Conscient des questionnements sur les conséquences environnementales du projet, un représentant d’Imerys commence par concéder devant les journalistes : « La mine verte n’existe pas. Mais avec la mine responsable, nous pouvons néanmoins essayer de minimiser les impacts. »

Fourni par l’auteur

Pour pouvoir se réclamer de ce concept de mine responsable, Imerys met en avant plusieurs engagements volontaires : protection de la biodiversité avec act4nature, et respect de la norme IRMA (Initiative for Responsible Mining Assurance), une norme de performance volontaire créée en 2006, ayant le mérite de rassembler toutes les parties prenantes (entreprises minières, acheteurs, investisseurs, ONG, syndicats, communautés affectées).

Seul bémol : la première étape de la démarche IRMA est une auto-déclaration, et une entreprise minière peut donc se réclamer de la démarche IRMA sans se soumettre à un contrôle externe. Par ailleurs, même en cas d’audit externe, s’il est vrai que les auditeurs externes d’IRMA passent plus de temps sur site qu’aucun autre standard de vérification (de l’ordre de 14 jours pour une équipe de 2 personnes), cette durée reste trop courte pour garantir une vérification exhaustive de tous les éléments du standard IRMA.

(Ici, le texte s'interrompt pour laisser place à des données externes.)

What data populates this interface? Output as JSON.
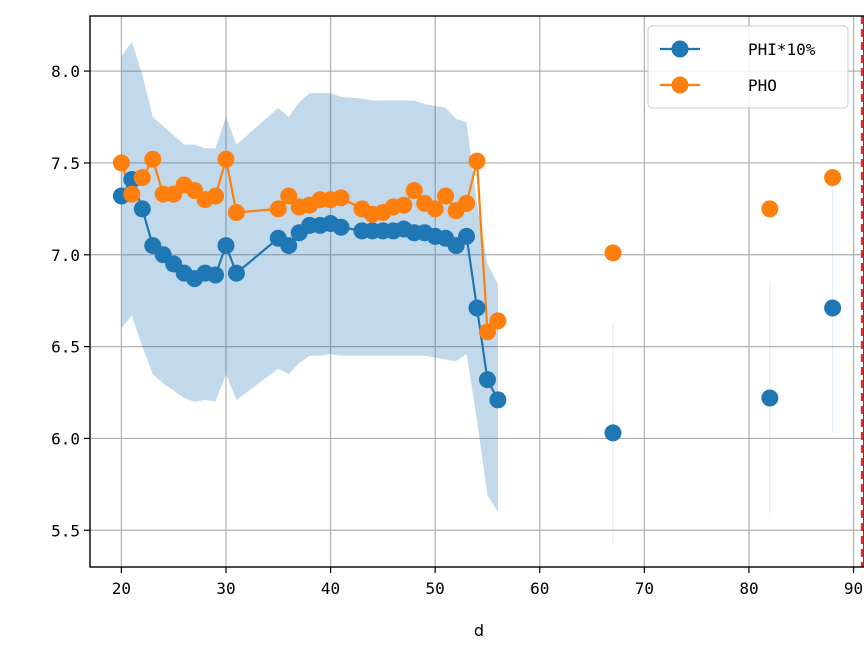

Si le seul label IRMA ne garantit donc pas de bonnes pratiques environnementales ou sociales, qu’en est-il de la législation française ?

À Échassières, IMERYS ne manque pas de revendiquer une responsabilité environnementale et sociale qui serait garantie par le respect des standards européens, et plus encore, du respect du « cadre réglementaire français, parmi les plus stricts au monde ».

Je ne peux alors m’empêcher de penser à ce rapport de l’OCDE montrant que la France est nettement en-dessous de la moyenne des pays de l’OCDE concernant la sévérité de sa politique environnementale. Je pense surtout au rapport de GEODERIS (Groupement d’Intérêt Public (GIP) constitué par le ministère de la transition écologique et solidaire, le BRGM et l’INERIS) identifiant en France 28 « sites de déchets miniers désaffectés ayant des incidences graves sur l’environnement ou risquant, à court ou à moyen terme, de constituer une menace sérieuse pour la santé humaine ou l’environnement. »

Bref, le seul respect de la réglementation française n’est pas pour me rassurer. Mais justement, l’entreprise affirme aller au-delà du cadre réglementaire, en ayant effectué un certain nombre de « choix structurants » garantissant la qualité environnementale du projet.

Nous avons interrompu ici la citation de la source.